Two weeks later I paid a second visit to Laichikok and found that Suzie was indeed looking wonderfully well—better than I had ever seen her look before. The hospital ward was a light airy white-painted room that except for its barred windows and grille instead of a door was a good deal more cheerful than many a public hospital ward outside. Suzie was sitting propped up in bed with a picture magazine. Her hair had that pretty fluffiness and sheen that it always acquired after a shampoo, and she looked pink-cheeked and well-scrubbed, and extremely pleased with herself.

“Suzie, you look marvelous!” I exclaimed, laughing with relief—for until that moment I had been dreading another scene like the last, and fortifying myself against the possibility of more tears. “I wish I was allowed to kiss you.”

“Oh, that's all right. I fixed it. I told that woman you were coming.” She airily indicated the Chinese wardress as though she was some menial. “I told her you were a big man and would want to kiss me. I told her, ‘You just look the other way.'”

I duly embraced her. The wardress looked a bit uncomfortable and pretended that something had caught her attention out of the window.

“Yes, she is very nice, that warder-woman,” Suzie said condescendingly.

“And what's the doctor like?”

“Half-caste woman.

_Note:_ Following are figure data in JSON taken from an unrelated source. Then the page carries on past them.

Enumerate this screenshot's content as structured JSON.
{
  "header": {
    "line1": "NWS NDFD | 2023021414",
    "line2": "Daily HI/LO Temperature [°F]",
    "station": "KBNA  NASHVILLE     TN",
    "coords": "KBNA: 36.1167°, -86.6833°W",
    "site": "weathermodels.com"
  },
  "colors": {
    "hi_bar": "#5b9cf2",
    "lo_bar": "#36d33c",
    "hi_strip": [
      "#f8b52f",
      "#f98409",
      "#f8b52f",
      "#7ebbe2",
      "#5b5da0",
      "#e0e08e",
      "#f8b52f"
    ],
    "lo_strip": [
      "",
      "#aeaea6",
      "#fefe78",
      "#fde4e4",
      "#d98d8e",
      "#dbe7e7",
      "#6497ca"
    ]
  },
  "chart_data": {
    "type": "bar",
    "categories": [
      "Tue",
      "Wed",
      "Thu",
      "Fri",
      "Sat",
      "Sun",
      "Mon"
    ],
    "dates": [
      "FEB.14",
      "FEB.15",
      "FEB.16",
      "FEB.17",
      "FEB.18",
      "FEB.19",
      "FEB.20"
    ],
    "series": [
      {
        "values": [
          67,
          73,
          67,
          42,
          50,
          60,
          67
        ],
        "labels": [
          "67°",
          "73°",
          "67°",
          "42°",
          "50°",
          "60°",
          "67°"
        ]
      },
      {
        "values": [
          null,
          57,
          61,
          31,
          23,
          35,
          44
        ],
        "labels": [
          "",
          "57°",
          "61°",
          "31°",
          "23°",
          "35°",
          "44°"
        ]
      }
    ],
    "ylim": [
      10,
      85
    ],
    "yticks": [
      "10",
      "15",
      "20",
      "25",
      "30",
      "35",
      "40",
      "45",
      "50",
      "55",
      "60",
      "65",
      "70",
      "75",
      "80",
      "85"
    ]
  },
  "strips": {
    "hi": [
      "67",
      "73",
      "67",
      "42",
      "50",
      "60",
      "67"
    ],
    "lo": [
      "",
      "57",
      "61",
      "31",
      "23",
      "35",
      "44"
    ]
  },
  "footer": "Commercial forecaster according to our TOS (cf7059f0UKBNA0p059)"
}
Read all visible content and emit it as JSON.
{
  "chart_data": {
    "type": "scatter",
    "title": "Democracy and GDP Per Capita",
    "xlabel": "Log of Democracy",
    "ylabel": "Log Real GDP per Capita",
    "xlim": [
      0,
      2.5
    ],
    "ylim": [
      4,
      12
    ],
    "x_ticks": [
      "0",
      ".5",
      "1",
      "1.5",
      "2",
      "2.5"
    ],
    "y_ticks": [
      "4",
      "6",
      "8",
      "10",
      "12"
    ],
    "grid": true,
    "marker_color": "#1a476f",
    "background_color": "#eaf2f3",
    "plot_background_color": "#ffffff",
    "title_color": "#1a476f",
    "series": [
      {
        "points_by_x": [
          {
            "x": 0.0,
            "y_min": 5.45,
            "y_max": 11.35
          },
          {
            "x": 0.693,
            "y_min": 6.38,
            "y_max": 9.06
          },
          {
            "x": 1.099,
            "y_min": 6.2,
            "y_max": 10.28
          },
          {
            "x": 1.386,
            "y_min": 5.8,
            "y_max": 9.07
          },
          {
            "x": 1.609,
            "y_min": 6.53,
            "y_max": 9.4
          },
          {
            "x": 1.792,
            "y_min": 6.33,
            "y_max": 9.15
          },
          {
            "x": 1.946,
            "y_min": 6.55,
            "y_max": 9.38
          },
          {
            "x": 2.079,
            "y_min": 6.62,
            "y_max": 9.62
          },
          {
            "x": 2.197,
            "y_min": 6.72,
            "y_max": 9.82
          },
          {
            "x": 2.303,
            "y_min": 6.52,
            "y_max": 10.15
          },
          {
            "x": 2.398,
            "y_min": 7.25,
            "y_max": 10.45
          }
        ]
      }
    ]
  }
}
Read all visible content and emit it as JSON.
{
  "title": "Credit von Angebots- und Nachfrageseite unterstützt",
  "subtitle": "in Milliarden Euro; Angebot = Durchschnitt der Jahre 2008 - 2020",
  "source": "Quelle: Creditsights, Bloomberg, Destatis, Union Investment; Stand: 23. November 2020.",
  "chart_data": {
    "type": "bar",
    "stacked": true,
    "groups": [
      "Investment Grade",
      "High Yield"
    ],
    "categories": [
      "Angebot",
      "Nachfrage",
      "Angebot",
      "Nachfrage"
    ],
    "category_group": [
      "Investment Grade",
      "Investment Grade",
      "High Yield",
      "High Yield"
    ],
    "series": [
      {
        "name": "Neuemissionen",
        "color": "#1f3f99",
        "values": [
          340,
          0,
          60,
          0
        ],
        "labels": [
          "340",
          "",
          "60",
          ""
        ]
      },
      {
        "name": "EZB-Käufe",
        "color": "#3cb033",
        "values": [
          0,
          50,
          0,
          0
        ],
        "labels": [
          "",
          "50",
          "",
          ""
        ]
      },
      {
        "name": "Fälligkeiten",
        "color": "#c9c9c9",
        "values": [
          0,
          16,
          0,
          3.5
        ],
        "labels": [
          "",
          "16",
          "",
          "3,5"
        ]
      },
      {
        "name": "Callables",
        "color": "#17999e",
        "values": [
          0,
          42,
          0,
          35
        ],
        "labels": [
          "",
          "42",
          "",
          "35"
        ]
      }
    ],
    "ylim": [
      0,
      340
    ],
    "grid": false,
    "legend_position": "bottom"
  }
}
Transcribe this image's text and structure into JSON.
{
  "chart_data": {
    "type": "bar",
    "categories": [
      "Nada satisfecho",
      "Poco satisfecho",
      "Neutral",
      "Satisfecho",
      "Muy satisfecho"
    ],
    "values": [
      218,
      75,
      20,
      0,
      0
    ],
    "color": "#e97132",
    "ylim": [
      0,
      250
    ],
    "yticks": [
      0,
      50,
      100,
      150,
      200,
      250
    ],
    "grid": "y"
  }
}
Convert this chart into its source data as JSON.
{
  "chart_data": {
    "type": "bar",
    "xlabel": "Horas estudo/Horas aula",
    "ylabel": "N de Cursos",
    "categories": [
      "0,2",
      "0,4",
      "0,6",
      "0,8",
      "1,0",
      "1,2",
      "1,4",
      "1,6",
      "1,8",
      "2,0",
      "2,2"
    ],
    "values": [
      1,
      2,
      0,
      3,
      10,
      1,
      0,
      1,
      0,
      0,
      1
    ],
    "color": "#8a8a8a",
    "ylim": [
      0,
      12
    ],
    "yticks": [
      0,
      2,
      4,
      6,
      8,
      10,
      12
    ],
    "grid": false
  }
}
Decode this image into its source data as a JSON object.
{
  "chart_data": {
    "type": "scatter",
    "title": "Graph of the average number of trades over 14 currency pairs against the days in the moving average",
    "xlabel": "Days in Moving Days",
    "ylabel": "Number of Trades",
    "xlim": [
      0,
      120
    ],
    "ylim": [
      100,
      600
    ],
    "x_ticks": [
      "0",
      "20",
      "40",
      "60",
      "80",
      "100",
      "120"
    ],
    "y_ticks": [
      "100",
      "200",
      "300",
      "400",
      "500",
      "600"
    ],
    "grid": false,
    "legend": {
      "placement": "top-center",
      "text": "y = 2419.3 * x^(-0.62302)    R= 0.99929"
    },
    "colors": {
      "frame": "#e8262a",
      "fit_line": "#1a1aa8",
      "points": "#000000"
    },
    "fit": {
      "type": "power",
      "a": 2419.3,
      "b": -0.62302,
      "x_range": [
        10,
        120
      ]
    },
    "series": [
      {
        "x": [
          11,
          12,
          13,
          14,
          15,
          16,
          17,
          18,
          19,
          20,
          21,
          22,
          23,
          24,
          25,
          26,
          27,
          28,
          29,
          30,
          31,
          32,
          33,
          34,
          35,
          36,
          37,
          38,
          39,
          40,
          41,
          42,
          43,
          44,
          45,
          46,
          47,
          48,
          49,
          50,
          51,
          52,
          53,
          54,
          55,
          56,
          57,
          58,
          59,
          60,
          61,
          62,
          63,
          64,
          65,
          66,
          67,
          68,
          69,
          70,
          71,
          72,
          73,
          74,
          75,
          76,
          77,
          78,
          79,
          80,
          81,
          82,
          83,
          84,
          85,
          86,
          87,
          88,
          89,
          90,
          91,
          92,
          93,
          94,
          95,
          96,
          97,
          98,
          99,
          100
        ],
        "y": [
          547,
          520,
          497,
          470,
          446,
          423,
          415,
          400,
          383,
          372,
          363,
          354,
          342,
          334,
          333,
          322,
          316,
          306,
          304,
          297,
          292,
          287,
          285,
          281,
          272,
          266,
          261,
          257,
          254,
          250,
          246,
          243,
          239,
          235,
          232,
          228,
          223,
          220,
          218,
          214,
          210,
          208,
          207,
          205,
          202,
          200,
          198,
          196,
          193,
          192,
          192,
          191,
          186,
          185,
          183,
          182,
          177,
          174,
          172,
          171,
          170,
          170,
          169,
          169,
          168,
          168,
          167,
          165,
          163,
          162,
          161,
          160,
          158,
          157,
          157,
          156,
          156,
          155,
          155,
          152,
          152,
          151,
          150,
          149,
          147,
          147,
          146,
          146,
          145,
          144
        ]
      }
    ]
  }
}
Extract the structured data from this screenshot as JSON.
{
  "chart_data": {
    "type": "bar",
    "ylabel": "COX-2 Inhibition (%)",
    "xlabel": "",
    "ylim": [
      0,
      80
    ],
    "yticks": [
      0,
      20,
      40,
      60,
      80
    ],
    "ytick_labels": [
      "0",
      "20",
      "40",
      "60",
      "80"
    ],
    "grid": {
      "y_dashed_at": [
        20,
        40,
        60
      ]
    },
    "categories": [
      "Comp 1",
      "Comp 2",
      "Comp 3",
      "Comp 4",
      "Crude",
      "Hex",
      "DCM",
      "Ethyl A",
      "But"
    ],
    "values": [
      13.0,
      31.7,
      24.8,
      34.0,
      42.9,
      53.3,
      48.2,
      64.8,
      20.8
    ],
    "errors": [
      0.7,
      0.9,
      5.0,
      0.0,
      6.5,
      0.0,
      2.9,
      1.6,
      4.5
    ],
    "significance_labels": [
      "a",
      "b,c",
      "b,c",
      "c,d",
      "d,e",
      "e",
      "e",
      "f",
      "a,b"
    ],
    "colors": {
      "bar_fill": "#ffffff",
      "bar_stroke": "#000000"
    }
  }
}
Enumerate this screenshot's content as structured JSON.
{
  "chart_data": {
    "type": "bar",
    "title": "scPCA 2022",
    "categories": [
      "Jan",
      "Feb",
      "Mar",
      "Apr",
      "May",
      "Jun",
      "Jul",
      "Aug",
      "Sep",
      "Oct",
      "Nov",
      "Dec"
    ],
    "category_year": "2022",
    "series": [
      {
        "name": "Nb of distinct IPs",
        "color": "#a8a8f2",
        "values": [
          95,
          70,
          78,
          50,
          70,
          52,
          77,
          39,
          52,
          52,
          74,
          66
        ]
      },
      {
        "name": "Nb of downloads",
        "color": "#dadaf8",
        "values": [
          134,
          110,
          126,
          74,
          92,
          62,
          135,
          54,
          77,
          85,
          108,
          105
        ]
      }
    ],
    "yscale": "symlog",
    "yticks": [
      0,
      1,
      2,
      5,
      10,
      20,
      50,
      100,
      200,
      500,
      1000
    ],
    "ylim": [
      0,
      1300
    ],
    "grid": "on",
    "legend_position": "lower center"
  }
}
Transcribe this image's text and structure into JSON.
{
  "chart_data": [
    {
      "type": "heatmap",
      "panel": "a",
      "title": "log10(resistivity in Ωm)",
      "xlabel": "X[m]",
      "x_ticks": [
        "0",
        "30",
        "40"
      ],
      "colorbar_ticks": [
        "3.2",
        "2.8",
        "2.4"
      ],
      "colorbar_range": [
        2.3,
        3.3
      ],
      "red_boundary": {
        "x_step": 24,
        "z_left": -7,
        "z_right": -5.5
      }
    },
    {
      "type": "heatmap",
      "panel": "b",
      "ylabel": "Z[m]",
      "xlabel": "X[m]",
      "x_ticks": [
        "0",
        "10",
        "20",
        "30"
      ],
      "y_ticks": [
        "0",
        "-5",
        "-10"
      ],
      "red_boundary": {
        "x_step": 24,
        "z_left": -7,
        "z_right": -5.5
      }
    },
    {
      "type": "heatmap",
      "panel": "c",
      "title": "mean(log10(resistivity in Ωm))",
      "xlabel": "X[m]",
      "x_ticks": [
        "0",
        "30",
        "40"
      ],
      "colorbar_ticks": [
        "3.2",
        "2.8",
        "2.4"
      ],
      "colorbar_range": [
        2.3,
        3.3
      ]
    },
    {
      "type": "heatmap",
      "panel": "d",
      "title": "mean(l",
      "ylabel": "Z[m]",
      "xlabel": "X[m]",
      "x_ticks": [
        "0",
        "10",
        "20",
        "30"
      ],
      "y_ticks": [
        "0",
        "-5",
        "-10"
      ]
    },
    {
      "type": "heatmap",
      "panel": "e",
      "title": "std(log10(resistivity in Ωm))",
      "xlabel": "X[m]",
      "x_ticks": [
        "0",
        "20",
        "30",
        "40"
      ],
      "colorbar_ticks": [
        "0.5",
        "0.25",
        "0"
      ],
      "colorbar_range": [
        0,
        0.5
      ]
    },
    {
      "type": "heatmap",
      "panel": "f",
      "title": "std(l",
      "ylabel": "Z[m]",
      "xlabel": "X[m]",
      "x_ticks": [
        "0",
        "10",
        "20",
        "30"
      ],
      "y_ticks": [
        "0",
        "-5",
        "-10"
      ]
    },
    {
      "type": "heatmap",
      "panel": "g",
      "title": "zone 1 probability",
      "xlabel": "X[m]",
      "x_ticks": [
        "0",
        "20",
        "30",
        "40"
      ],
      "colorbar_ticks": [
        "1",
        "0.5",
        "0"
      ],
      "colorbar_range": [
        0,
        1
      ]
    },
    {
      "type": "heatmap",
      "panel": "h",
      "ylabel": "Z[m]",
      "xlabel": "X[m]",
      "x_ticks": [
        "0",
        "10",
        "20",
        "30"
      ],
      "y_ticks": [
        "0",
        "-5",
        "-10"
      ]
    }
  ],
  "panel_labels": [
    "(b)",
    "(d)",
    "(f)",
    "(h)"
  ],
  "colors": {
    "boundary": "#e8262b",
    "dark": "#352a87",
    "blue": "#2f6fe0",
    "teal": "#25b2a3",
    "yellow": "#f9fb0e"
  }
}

Very nice.”

“It all sounds too good to be true. Is everybody nice?”

“No, one warder-woman is very nasty. Sometimes she works in here. She says, ‘I know all about you, Wong Mee-ling. I know you used to go with men. Yes, you were a bad girl—dirty!' And then you know what she does?”

“What?”

“Tries to hold my hand.”

“Hold your hand? What for, if she thinks you're dirty?”

She looked very complacent. “She's in love with me.”

“Good Lord!” I laughed. “And what do you do about it?”

“I tell her, ‘Shoo! Go away! I came in this hospital to get better—and you just make me sick!'”

“Well, there's nothing like putting the wardresses in their places. And what about the Governor? Do you talk to the Governor like that?”

“Oh, yes. Chinese woman governor—very nice.”

“Well, I'm sure!”

“She came in here once, so I told her, ‘Good morning! You've got a very nice monkey-house!'”

“Suzie, you
are
in a frivolous mood!”

“Yes, I told her, ‘I like your monkey-house. I will stay a few days longer if you don't mind?' She said, ‘Sure, Wong Mee-ling, you stay as long as you like, and if that warder-woman gives you any trouble just let me know.' I said, ‘Thank you, I like your monkey-house very much, and you make a very nice Number One Top Monkey!'” She giggled with childish mischief.

“Suzie, it's marvelous to see you like this again.”

“I'm happy today. My boy friend has come. I told that warder-woman, ‘He'll come, don't you worry. He won't forget.' But I was scared you might forget. Then I should lose face.”

“Well, I've got a bone to pick with you. I'm very angry with you for not telling me you'd been ill while I was in Japan.”

“Ill? Who said I was ill?”

“It's no good, Suzie. I know all about it.”

She was very reluctant to admit the truth and tried to shrug it all off as unimportant; however, assuming that I knew about it already, she let slip that she had actually had another hemorrhage in prison. It had occurred on her second day, immediately after my visit, and had no doubt been brought on by the emotional ordeal; and it was for this reason that she had been sent into hospital, and not because of the X-ray as Haynes had told me. But now she assured me that she was practically cured, and that by the time she left prison her full health would be restored.